El agua iba subiendo lentamente, pronto empezaría a flotar. Mientras
se tocaba, el pensamiento le llevó a los hombres que de una forma u
otra habían conocido esas profundidades. Se inventó el juego de
contarlos. Un número como otro cualquiera. Impar. Luego el juego le
llevó a recordar algo de cada uno. Se sorprendió al no poder
invocar nada sexual de uno de ellos. ¿Cuánto tiempo tiene que pasar
para olvidar ese tipo de cosas? Lo volvió a intentar. Recordó su
cara, sus manos morenas que la habrían tocado donde ella tocaba
ahora. Nada. Abrió los ojos. El agua había llegado a un límite
razonable. Estaba muy caliente. Cerró el grifo. Había una gran
montaña de espuma en sus piernas, que iba navegando con parsimonia
hacia las zonas superiores. Observó sus pezones, dos gemelas islas
desiertas. La placidez volvió a inundarla, sumergió la cabeza y la
mantuvo unos instantes bajo el agua. La dimensión subacuática le
ayudó a distorsionar sus pensamientos hasta disolverlos nuevamente y
hacer un segundo intento hacia la nada. No es que le importase
divagar, perderse en lo que fuera que le sugería ese momento de
desnudez húmeda y solitaria. La inmersión le llevó a recordar a
otro de esos hombres. Había tenido encuentros extraños,
fetichistas, incluso prohibidos, pero en ninguno se había sentido
tan ajena a lo que estaba sucediendo, como si ya mientras transcurría
fuera parte del recuerdo que ahora recordaba. Fue en la universidad,
salía con ese chico desde hacía meses y unas veces se acostaban en
la casa de los padres de él y otras en un coche viejo y pequeño que
aparcaban en un camino a las afueras del campus. Fue en la casa. Él
le arrastró a la habitación de sus padres. Ella se resistió y él
le intentó convencer con estúpidos argumentos como que la cama era
más grande y más cómoda. Ella sólo podía ver el joyero de la
madre, el cuadro con una anunciación sobre el cabecero de madera. Él
se excitó muchísimo, le bajó las bragas y no quiso quitarle la
falda, lo hicieron rápido, intensamente. Rompieron al poco tiempo.

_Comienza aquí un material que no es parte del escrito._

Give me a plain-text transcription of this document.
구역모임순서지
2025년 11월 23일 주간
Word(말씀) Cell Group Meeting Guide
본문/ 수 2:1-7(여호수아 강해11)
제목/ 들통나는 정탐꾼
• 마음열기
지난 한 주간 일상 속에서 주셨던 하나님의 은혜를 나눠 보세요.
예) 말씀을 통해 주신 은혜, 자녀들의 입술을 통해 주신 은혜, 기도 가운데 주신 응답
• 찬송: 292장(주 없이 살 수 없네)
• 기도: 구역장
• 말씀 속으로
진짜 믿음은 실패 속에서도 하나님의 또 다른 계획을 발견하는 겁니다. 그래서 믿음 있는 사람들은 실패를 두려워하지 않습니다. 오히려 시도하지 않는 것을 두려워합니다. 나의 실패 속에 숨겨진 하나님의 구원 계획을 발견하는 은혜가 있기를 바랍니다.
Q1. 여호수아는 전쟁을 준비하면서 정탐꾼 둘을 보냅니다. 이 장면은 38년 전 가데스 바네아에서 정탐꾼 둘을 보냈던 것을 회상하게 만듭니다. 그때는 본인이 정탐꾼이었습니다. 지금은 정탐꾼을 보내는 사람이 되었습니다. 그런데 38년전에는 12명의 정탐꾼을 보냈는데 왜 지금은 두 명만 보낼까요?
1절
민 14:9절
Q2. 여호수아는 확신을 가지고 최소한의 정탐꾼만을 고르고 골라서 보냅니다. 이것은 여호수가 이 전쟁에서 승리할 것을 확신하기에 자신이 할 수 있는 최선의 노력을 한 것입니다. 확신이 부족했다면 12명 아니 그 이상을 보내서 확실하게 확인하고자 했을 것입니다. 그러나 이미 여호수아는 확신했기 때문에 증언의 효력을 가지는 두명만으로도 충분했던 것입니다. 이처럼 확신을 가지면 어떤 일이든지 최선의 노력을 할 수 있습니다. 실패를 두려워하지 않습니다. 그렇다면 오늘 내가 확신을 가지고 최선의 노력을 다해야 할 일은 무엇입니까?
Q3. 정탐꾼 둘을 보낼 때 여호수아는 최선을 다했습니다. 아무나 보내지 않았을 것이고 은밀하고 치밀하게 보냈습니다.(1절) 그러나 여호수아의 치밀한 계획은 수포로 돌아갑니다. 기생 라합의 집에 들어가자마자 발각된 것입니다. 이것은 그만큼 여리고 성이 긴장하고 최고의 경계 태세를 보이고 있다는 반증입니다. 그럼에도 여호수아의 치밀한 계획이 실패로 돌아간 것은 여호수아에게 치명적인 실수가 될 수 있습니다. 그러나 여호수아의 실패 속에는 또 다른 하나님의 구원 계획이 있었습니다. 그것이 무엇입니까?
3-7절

No había vuelto a pensar en esa tarde, el sol golpeando las
persianas bajadas, el armario un poco abierto con la ropa de la
madre, él y su madre tenían una relación difícil. Ahora ella era
la madre y todo era distinto. Sus hijos iban a crecer pronto. No, ese
hilo no lo iba a seguir. Echó de menos entonces el aparato al fondo
del cajón de su mesilla. Un regalo o sugerencia de sus amigas. Era
sumergible. Pero de ninguna manera iba a interrumpir la sesión
saliendo del agua. Se conformaría con lo que había. La vuelta a
algún tipo de pasado (o futuro, que viene a ser lo mismo), a unos
ojos nuevos, unas manos hábiles, un orgasmo plácido y mojado. El
agua todavía estaba caliente, no había prisa. Sólo fuera del agua
los dedos de los pies y la mitad de la cabeza, dejaba que el agua se
metiera en su boca, los labios entreabiertos, para luego ir
escupiéndola, dejándola salir, lentamente. Sin pensar en nada más.
Escuchó un ruido en el pasillo al otro lado de la puerta, pero si
alguien entraba, la cubría una nívea capa de espuma.